If the UK has not replaced the Euratom safeguards regime with its own system by the time it left Euratom, normal business could be disrupted right across the nuclear industry. It is currently unclear the extent to which transitional arrangements could operate to ensure the UK remains compliant with its obligations under international nuclear law. It is vital therefore that a replacement Voluntary Offer Agreement is agreed with the [International Atomic Energy Authority] and that a new safeguards regime, compliant with IAEA requirements, is in place by the time the UK leaves Euratom.

It seems to me that the best that can be achieved is the negotiation, first, in the withdrawal agreement of continued membership of Euratom for a period (though the UK would lose its vote in decision-making) and, second, a further treaty between the EU and the UK giving the UK some form of associate member status so as not to lose the co-operation and scientific benefits of involvement in Euratom (probably covering far more ground than the Swiss agreement).

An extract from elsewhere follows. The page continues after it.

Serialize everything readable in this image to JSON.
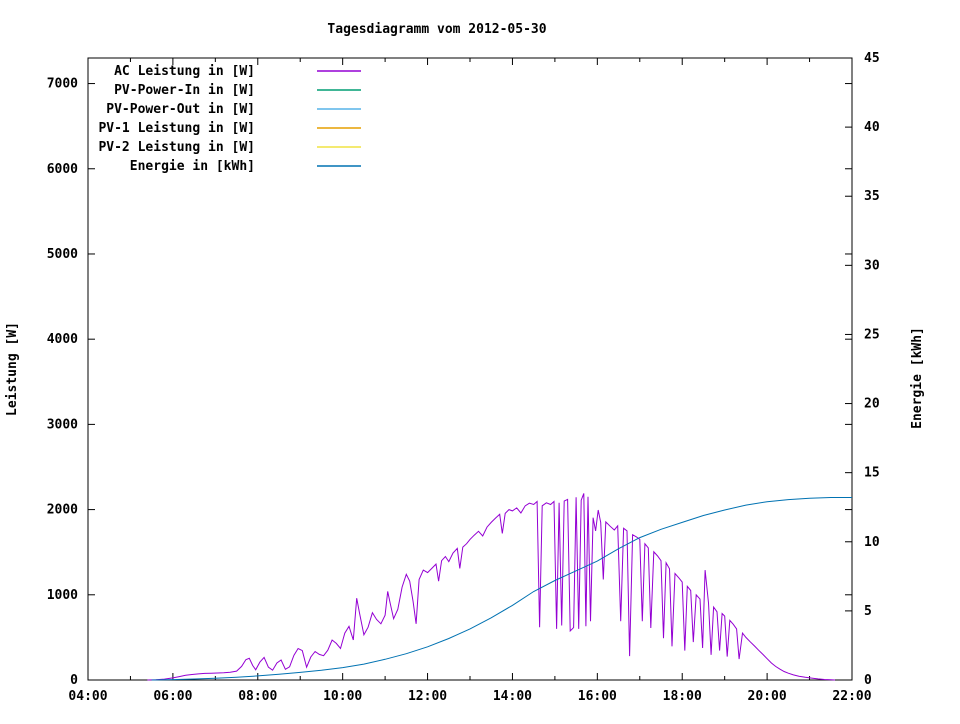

It will be apparent that this is one area where “no deal” is simply not an option, for the reasons explained above.  Moreover, any arrangement under Euratom will necessarily mean accepting the jurisdiction of the Euratom institutions – the European Commission and the Court of Justice of the EU.  That is why Euratom is a test case for the Government’s “red line” on the jurisdiction of the CJEU. However, though this is a critical sector, its sudden prominence in the debate is largely due to the historical accident that the nuclear industry is subject to a separate Treaty, thus raising the legal issue discussed in this blog and causing it to have special attention in the Article 50 letter.  In fact, the legal and policy issues – how to reconcile Brexit with remaining closely involved in EU regulatory regimes which there is little or no UK interest in trying to duplicate and with which there is an overwhelming interest in remaining harmonised, while also honouring the “red line” of ECJ jurisdiction – are very similar to those raised by other sectors such as pharmaceuticals (as to which see my recent blog post).